Zustimmung zu dem Projekt kommt von der Opposition. „Der Einsatz von Video-Dolmetschern ist zu begrüßen“, sagt Richard Seelmaecker, justizpolitischer Sprecher der CDU-Bürgerschaftsfraktion. Gerade in Zeiten, in denen der Anteil nichtdeutscher Gefangener weiter steige, sei es sinnvoll, mit Hilfe moderner Technik Sprachbarrieren schnell und effizient zu überbrücken. „Die Bediensteten in Hamburgs Justizvollzugsanstalten sind seit Monaten an ihrer Belastungsgrenze. Jede Erleichterung technischer Art ist ein Schritt in die richtige Richtung“, so Seelmaecker.

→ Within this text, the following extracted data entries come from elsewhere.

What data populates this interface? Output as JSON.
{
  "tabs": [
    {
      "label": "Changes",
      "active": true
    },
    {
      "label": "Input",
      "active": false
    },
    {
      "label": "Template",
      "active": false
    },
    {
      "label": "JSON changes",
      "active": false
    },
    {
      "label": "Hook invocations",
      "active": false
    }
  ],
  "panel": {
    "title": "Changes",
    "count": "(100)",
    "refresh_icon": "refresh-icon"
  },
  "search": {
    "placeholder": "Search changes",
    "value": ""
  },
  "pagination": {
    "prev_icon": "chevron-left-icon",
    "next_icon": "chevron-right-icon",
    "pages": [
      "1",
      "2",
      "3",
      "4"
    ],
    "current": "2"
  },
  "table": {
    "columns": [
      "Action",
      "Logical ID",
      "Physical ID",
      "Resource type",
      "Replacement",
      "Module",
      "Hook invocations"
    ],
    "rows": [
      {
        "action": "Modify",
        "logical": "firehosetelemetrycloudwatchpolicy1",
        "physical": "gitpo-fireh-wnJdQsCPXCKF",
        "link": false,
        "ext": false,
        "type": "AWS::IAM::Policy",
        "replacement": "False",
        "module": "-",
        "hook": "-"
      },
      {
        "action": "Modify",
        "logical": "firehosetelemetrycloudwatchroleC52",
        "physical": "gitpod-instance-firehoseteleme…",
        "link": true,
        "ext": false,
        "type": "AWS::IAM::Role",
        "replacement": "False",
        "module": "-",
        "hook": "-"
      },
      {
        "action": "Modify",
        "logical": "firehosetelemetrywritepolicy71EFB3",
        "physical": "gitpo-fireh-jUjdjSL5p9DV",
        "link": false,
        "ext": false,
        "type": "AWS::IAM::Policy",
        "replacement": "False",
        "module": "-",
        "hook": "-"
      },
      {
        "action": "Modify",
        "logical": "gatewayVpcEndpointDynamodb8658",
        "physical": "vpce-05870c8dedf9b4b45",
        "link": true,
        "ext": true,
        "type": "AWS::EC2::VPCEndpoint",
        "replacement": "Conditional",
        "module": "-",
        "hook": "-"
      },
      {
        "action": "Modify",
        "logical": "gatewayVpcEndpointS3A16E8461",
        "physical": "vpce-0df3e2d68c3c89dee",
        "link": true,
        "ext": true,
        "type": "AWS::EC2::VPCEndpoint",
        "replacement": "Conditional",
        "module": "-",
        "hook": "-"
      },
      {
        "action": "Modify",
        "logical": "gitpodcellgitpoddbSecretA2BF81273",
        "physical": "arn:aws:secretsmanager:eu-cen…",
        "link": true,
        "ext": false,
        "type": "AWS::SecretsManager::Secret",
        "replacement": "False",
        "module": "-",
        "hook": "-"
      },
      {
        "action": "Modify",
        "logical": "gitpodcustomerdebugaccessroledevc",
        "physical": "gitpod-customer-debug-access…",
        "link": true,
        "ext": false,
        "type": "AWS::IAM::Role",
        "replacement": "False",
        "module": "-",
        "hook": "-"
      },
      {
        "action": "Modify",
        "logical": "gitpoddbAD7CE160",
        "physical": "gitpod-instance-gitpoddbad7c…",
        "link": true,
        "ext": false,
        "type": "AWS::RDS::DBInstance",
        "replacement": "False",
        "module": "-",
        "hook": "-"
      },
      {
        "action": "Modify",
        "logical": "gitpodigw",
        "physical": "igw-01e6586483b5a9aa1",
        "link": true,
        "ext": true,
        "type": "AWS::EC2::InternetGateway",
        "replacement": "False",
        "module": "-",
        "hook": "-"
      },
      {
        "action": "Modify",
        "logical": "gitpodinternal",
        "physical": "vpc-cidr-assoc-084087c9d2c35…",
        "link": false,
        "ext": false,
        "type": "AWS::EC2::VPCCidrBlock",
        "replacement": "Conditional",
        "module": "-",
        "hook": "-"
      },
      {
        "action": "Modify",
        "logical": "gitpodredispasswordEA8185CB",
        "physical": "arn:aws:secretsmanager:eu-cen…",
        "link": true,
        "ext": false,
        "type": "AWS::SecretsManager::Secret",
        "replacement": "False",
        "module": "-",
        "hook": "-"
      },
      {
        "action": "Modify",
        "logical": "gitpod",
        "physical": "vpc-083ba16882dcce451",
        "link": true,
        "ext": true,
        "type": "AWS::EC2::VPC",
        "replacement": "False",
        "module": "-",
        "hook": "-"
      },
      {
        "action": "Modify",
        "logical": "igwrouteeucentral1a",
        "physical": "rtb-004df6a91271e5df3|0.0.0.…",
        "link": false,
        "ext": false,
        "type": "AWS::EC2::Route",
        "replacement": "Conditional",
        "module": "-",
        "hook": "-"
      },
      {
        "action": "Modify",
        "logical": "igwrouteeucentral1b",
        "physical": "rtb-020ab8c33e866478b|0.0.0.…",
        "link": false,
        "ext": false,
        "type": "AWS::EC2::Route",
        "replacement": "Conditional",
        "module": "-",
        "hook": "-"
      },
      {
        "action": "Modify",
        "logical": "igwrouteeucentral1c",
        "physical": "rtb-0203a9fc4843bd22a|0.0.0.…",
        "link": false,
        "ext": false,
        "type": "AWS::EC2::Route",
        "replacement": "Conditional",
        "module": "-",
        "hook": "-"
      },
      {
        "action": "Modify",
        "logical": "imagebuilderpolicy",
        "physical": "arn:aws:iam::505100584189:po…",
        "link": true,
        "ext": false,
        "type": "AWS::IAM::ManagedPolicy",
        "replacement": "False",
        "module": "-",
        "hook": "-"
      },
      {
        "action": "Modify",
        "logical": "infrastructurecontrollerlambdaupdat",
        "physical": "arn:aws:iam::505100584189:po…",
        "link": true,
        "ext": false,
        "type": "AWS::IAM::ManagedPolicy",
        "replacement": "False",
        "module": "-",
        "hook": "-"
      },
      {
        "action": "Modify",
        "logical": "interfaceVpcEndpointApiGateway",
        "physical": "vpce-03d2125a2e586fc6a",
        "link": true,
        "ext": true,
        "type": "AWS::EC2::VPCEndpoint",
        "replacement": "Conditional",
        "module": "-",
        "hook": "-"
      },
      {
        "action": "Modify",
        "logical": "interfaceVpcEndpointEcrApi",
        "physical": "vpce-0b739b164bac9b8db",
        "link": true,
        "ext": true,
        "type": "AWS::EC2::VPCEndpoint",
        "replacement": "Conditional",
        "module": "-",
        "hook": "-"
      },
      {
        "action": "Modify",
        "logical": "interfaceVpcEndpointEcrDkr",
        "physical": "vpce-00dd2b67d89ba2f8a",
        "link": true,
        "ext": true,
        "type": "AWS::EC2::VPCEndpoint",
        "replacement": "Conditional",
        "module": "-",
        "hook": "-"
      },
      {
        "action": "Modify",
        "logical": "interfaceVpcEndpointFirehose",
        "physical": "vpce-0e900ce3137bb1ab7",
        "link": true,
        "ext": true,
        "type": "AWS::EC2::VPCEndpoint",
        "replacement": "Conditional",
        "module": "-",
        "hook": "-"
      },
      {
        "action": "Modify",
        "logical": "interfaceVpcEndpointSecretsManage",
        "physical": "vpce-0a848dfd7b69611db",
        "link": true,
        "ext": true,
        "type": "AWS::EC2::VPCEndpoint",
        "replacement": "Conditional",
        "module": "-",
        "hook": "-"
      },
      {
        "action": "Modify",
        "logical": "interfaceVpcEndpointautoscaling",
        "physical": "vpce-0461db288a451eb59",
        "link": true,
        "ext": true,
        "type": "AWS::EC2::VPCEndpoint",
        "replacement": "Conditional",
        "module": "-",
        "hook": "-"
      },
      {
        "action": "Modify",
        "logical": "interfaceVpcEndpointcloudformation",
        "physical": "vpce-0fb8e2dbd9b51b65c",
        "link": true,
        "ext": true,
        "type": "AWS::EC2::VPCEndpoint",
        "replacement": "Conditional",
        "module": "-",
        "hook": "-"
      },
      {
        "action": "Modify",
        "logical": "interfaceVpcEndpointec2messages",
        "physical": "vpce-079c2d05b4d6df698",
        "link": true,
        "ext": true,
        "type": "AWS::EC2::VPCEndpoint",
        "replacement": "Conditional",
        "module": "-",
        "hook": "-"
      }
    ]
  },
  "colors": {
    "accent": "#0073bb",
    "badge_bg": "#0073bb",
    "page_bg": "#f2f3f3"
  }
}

Der CDU-Abgeordnete fordert außerdem eine gerechtere Bezahlung für diejenigen Dolmetscher, die in anderen Bereichen der Verwaltung eingesetzt werden. Nach Angaben von Seelmaecker erhält ein vereidigter Dolmetscher, der von der Polizei beauftragt wird, nur 50 Euro pro Stunde, ein nicht vereidigter Kollege sogar nur 36 Euro. Wird ein Dolmetscher dagegen bei Gericht eingesetzt, verdient er 65 Euro. „Es ist völlig unverständlich, weshalb derjenige, der im Verhör bei der Polizei statt vor Gericht dolmetscht, bis zu knapp 45 Prozent weniger bekommt. Leider misst der Senat hier mit zweierlei Maß“, sagt Seelmaecker.

Sowohl im Rahmen von Ermittlungsverfahren als auch bei Gerichtsprozessen leisteten die Dolmetscher einen wesentlichen Beitrag für den Rechtsstaat. „Die Unzufriedenheit unter Dolmetschern und Übersetzern wächst jedoch zu Recht“, so der CDU-Politiker. Die Polizei gab 2015 rund 2,1 Millionen Euro für Dolmetscherleistungen aus, Gerichte und Staatsanwaltschaften gut vier Millionen Euro.